In a recent piece in Politico, Davis Noll explained that these tactics have sometimes proved effective, even when ultimately blocked by courts, because the delays they cause can help advance the deregulatory agenda.
Policy Integrity has filed several amicus briefs in cases challenging the Trump administration’s suspensions of regulations, so in part, Revesz says, their article grew out of work they were doing on the ground. But, he notes, it wasn’t until six or seven months into Trump’s term that a fuller picture of the three avenues of antiregulatory attack emerged. And it took a few additional months to arrive at the thesis of the article: The Trump strategy will become the new normal, with a major impact on future politics.

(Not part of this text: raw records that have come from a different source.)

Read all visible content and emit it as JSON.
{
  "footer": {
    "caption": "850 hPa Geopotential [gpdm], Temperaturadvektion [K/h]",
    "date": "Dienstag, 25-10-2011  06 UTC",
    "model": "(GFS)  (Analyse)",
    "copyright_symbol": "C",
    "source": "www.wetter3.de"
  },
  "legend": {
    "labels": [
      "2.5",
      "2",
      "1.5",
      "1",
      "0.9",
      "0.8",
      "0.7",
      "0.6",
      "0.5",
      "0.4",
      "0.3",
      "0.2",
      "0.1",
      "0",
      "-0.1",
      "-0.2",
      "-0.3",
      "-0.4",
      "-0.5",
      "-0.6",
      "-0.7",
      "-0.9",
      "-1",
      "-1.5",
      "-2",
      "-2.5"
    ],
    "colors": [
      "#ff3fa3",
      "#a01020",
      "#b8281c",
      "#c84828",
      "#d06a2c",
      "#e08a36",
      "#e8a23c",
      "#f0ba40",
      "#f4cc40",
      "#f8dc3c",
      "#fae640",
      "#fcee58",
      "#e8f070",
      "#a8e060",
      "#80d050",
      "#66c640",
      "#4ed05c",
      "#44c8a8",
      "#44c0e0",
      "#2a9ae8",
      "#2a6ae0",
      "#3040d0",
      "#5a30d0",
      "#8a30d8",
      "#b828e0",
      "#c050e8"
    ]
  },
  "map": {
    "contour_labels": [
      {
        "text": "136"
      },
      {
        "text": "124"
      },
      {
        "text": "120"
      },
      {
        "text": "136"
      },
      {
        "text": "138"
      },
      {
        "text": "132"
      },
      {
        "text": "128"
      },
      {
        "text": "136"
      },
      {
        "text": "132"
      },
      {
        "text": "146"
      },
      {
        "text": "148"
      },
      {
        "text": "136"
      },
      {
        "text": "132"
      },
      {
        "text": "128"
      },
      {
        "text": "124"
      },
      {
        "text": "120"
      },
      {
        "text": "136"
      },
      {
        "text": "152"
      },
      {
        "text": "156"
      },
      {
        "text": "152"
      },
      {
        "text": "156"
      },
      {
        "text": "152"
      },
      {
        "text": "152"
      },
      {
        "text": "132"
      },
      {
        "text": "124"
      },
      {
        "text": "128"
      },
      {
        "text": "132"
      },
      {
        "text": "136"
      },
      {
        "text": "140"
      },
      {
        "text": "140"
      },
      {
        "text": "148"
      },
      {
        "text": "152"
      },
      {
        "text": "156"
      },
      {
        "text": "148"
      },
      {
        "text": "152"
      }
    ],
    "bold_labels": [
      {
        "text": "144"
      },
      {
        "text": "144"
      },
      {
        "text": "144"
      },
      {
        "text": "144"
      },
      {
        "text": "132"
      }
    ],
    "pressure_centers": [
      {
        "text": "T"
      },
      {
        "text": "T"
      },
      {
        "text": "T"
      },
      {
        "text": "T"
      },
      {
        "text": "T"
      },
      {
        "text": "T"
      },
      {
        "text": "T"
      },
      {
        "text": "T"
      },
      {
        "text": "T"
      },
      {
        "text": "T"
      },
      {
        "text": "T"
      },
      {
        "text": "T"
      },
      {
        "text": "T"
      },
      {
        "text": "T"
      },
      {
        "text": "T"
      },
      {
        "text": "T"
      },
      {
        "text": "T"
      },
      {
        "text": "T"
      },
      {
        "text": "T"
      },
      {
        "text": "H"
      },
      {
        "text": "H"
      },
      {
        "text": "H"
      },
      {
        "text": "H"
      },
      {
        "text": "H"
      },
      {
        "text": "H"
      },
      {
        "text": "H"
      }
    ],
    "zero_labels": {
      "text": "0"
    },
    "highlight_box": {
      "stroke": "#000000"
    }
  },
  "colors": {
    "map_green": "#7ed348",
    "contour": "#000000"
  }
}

In particular, future one-term presidents whose successors are from an opposing party “are unlikely to see a significant portion of their regulatory output on important matters survive,” the article predicts, because many actions taken during the second half of their term will be vulnerable to reversal. (Even reelected presidents will face this problem with regulations adopted during their second term.)

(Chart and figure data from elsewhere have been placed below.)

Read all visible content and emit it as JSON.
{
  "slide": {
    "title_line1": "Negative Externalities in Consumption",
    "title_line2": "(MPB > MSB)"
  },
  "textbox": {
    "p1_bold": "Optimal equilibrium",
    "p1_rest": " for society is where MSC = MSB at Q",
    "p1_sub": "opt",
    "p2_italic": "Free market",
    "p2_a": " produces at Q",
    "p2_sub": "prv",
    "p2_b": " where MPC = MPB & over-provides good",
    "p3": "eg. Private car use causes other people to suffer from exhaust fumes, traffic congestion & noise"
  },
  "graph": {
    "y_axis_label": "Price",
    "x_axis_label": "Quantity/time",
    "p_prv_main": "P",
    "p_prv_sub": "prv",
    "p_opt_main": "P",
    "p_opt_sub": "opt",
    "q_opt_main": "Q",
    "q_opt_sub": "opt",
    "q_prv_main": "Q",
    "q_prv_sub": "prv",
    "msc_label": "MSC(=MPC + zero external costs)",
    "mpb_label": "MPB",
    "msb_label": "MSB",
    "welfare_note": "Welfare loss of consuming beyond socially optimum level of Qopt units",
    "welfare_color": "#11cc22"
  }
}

This has implications on multiple fronts, including transition planning; the timing, speed, and scope of regulatory actions; reelection strategy; and a president’s incentive to help his or her party maintain control of Congress and elect a successor. Although the Trump playbook is currently being used to undo regulation, the article explains that a pro-regulatory president could employ it to reverse previous reversals.
“The fact that you might need reelection to actually leave a regulatory mark is a really significant change,” says Revesz, “and so the thing that I found most interesting was how these three obscure, not well-understood administrative law tools could change in such a fundamental way the nature of presidential power.”
Regulatory power in the current era holds outsize significance because Congress, mired in gridlock, gets so little done. One major driver of gridlock is the Senate filibuster, which is discussed at some length in Davis Noll and Revesz’s article; another is extreme political polarization. Could things change?
“It's important for a president and for Congress to be able to get work done, and probably the best hope for that is if the parties can come together and find common ground and shared interests,” says Davis Noll. “I think it is possible that the need for stability and the need to solve real problems could be something that can bring the parties together in the future.”
Revesz agrees that things could change. “I believe in things going in cycles,” he says. “It wasn’t always this way.” But, he adds, “It’s not clear to me that we’re going to get out of this anytime soon.”